Hockey association confronts concussions

When it comes to concussions in hockey, the rule of thumb for coaches is: When in doubt, sit them out. The Whitehorse Minor Hockey Association wants less doubt, and more verifiable evidence.

When it comes to concussions in hockey, the rule of thumb for coaches is: When in doubt, sit them out.

The Whitehorse Minor Hockey Association wants less doubt, and more verifiable evidence.

To make this happen, the association has started using the Sport Concussion Assessment Tool 2, or SCAT2, this season.

“Certainly, concussions are an issue in all contact sports, so what we’ve done is gone a little bit above and beyond what is required,” said Marlene Jennings, a member of the association’s board. “We recognize the potential is pretty high for concussions. Management is a big part of it.”

SCAT2 aids medical professionals in diagnosing concussions.
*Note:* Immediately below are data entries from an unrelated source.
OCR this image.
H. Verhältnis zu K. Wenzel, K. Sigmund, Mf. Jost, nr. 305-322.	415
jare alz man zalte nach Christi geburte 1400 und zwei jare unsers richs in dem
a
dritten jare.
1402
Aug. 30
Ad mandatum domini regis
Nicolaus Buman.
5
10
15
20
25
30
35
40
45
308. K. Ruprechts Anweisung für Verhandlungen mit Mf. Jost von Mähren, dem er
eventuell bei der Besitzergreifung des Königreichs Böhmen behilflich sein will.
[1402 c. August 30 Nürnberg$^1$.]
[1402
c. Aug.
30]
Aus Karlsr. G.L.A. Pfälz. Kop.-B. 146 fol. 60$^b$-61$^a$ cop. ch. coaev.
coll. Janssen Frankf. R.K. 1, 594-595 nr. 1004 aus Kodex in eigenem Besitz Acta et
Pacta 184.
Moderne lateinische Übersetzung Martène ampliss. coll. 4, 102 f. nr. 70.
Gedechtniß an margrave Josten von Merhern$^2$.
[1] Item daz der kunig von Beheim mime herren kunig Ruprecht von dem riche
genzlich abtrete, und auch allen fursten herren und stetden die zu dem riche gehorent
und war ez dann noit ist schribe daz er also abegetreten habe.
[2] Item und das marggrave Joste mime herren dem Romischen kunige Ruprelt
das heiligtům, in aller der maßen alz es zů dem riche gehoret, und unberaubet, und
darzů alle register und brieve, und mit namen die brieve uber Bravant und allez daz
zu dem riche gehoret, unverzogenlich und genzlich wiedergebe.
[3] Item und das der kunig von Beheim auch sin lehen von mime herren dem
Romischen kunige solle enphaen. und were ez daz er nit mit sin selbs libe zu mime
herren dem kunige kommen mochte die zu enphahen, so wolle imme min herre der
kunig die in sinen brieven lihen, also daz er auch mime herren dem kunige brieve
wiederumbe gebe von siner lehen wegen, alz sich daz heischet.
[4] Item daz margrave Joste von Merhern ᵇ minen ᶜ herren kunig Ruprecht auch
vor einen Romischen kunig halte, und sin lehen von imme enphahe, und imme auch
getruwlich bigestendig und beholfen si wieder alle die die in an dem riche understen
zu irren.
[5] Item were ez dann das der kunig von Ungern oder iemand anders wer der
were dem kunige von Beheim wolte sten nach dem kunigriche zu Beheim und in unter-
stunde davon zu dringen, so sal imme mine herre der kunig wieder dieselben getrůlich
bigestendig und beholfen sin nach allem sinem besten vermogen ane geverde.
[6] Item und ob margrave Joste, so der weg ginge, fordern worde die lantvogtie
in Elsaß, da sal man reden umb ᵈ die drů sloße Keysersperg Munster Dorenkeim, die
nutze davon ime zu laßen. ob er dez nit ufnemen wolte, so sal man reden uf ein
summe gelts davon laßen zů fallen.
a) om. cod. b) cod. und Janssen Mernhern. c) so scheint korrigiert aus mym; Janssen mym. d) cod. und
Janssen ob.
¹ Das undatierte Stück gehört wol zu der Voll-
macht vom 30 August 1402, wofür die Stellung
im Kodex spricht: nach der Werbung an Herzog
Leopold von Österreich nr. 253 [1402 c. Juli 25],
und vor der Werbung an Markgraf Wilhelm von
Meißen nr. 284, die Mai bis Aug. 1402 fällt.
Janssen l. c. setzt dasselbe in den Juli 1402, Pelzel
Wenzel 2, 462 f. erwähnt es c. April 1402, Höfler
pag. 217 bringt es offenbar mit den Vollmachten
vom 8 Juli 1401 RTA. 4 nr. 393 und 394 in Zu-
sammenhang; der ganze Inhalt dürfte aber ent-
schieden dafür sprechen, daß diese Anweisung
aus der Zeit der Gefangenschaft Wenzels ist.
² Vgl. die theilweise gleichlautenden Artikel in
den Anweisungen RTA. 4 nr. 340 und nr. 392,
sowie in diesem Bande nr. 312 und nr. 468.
The third International Conference on Concussion in Sport held in Zurich in 2008, resulted in the Zurich guidelines, which recommend the use of SCAT2 by sports organizations.

The design of the tool is simple. Athletes are taken through a series of physical and cognitive tests at the start of the season to establish a baseline of what is normal. Then, following a head injury, the tests are repeated to see of there is any change.

“In the event of an injury, when one of these guys gets in front of a medical professional, they’ll know what’s normal,” said Jennings. “That’s a huge factor in determining how severe a concussion may be and to make a diagnosis that will aid in a safe return.”

The physical component of SCAT2 includes a balance test and the Glasgow Coma Scale, which measures a person’s conscious state. There are parts that resemble the sobriety exams that police officers put suspected drunk drivers through.

The cognitive portion of the test asks simple questions, like, what is today’s date? And what time is it?

Athletes are also given memory tests, asking them to repeat a list of five unrelated words and a series of numbers.

The SCAT2 is designed for 10 years old and older.

Since some kids might regularly find it difficult to list the correct date, establishing a personalized baseline is vital for youngsters, said association president Carl Burgess.

“The range of responses between kids is quite large,” said Burgess. “SCAT2 is state of the art that folks are pointing to and using regularly.

“It aids the proper diagnoses if there is an incident (involving a head injury) and, as well, it aids the return-to-play process.

“If there is an incident that there’s a suspected head injury, an attending physician will use that baseline.”

Only teams from Whitehorse’s representative club, the Mustangs, are required by the association to use SCAT2 since those are the teams that will potentially play contact hockey. (Whitehorse’s local leagues are non-contact.)

However, other teams – and even athletes from other sports – can use SCAT2 on a voluntary basis.

The Whitehorse Women’s Hockey Association is on board with the idea.

“We’re trying to set up a time where all the ladies can be assessed as well,” said Vanessa Bogaert, president of the association. “We’ll take the cost of it this time around, but say next year, if people want it, they’ll have to invest themselves. But this year we’re offering it from the league.”

The women’s league does not need to look at NHL superstar Sidney Crosby, sidelined for significant portions of the last two season with concussion symptoms, to understand the danger of the traumatic brain injury. The women’s league had two confirmed concussions during last season and those players “aren’t able to play this season due to continued affects of the concussion,” said Bogaert.

“One of my kids got a concussion a couple of weeks ago from falling off the monkey bars at school,” said Jennings. “It happens everywhere and I think a lot of it goes unreported. Kids have headaches or their neck is sore.”

The original SCAT does not involve asking questions to an athlete prior to a head injury. Instead, the test is limited to questions following an injury, asking players to rate symptoms such as headache, vision problems, confusion, on a scale of 0 to 6.

Both SCAT and SCAT2 take into account common symptoms of concussions such as loss of consciousness, seizures or convulsions, amnesia, neck pain and more.

SCAT2 is used by many professional sports leagues, including the MLB, CFL, NFL, NHL, IIHF and FIFA.

“Now everyone uses it,” said Shelley Gallatly, the athletic therapist who is conducting the test for the Mustangs.

There are even two SCAT2 smartphone applications – one free and one costing $3.99 – that can be downloaded by medical professionals and team staff.

The Canadian Pediatric Society released a study last week recommending that contact hockey be limited to players 13-years-old and up.

That would mean removing contact from the peewee age group and only introducing it at bantam. Currently, Hockey Canada advocates introducing checking at the peewee level.